MobileRead Forums - View Single Post - multi-page coding for Creative Blog

Camper65 · 03-16-2015, 11:14 PM

Kovid I modified it to use the recursive and is_link_wanted but can't get the is_link_wanted right. Can you help with what I should be using to find the url that corresponds to li class=pager-next or use the href that correspondence to the "next" entry so that I can get the second page (or more) properly.
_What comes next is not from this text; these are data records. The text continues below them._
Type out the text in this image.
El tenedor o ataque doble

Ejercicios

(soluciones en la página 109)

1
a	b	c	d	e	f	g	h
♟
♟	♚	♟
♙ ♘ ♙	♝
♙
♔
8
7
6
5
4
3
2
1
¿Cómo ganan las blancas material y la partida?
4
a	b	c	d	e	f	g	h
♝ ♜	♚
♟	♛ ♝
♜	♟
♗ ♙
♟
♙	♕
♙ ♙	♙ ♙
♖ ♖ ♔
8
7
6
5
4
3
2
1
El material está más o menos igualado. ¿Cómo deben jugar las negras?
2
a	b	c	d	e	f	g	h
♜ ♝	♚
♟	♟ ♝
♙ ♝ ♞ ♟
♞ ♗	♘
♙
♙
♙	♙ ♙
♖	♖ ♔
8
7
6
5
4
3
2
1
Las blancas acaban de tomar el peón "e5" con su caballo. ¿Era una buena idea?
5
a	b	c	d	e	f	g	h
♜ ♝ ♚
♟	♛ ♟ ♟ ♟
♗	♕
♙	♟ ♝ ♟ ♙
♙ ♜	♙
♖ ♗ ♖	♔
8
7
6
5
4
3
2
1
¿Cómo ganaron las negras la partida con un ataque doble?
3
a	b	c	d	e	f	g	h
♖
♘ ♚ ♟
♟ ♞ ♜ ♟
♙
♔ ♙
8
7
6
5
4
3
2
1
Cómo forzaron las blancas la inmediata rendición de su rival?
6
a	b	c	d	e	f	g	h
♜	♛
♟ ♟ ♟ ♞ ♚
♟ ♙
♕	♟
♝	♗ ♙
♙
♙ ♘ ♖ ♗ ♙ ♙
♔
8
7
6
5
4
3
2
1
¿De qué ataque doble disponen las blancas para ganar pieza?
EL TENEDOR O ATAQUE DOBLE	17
I am again posting the recipe so you can see the updates.

Spoiler:

__license__ = 'GPL v3'

Code:

__copyright__ = '2014, Bonni Salles - post in forum for help'
'''
Creative Blog (formerly .net magazine)
'''

from calibre.web.feeds.news import BasicNewsRecipe

class creativeblog(BasicNewsRecipe):
    title          = u'Creative Blog (formerly .Net magazine)'
    __author__     = 'Bonni Salles'
    oldest_article = 7
    publication_type = 'blog'
    max_articles_per_feed = 100
    description    = 'Web Design and Tutorials from Creative Blog (part of .Net Magazine and others)'
    publisher      = 'Creative Blog'
    category       = 'internet, web design'
    language       = 'en'
    encoding      = 'utf-8'
    ignore_duplicate_articles = {'title', 'url'}
    remove_empty_feeds    = True
    auto_cleanup = True
    
    recursions = 1
    
    
# presently this is set to download the whole group of blogs for the feed.  If you want 
# to limit it to the specific sections of the blog that you want to download.

    feeds          = [
                      (u'Creative Blog', u'http://www.creativebloq.com/feed/'),
#                      (u'3D', u'http://www.creativebloq.com/feed/3d'),
#                      (u'Adobe', u'http://www.creativebloq.com/feed/adobe'),
#                      (u'Animation', u'http://www.creativebloq.com/feed/animation'),
#                      (u'Apple', u'http://www.creativebloq.com/feed/apple'),
#                      (u'Branding', u'http://www.creativebloq.com/feed/branding'),
#                      (u'Graphic Design', u'http://www.creativebloq.com/feed/graphic-design'),
#                      (u'Illustration', u'http://www.creativebloq.com/feed/illustration'),
#                      (u'News', u'http://www.creativebloq.com/feed/news'),
#                      (u'Opinion', u'http://www.creativebloq.com/feed/opinion'),
#                      (u'Tutorials', u'http://www.creativebloq.com/feed/tutorial'),
#                      (u'Typography', u'http://www.creativebloq.com/feed/typography'),
#                      (u'Video', u'http://www.creativebloq.com/feed/video'),
#                      (u'web design', u'http://www.creativebloq.com/feed/web-design'),
                     ]
                     
    def is_link_wanted(self, url, tag):
            ans = re.match(self, url, '<a href="*/page-*">') is not None
    if ans:
            self.log('Following multipage link: %s'%url)
    return ans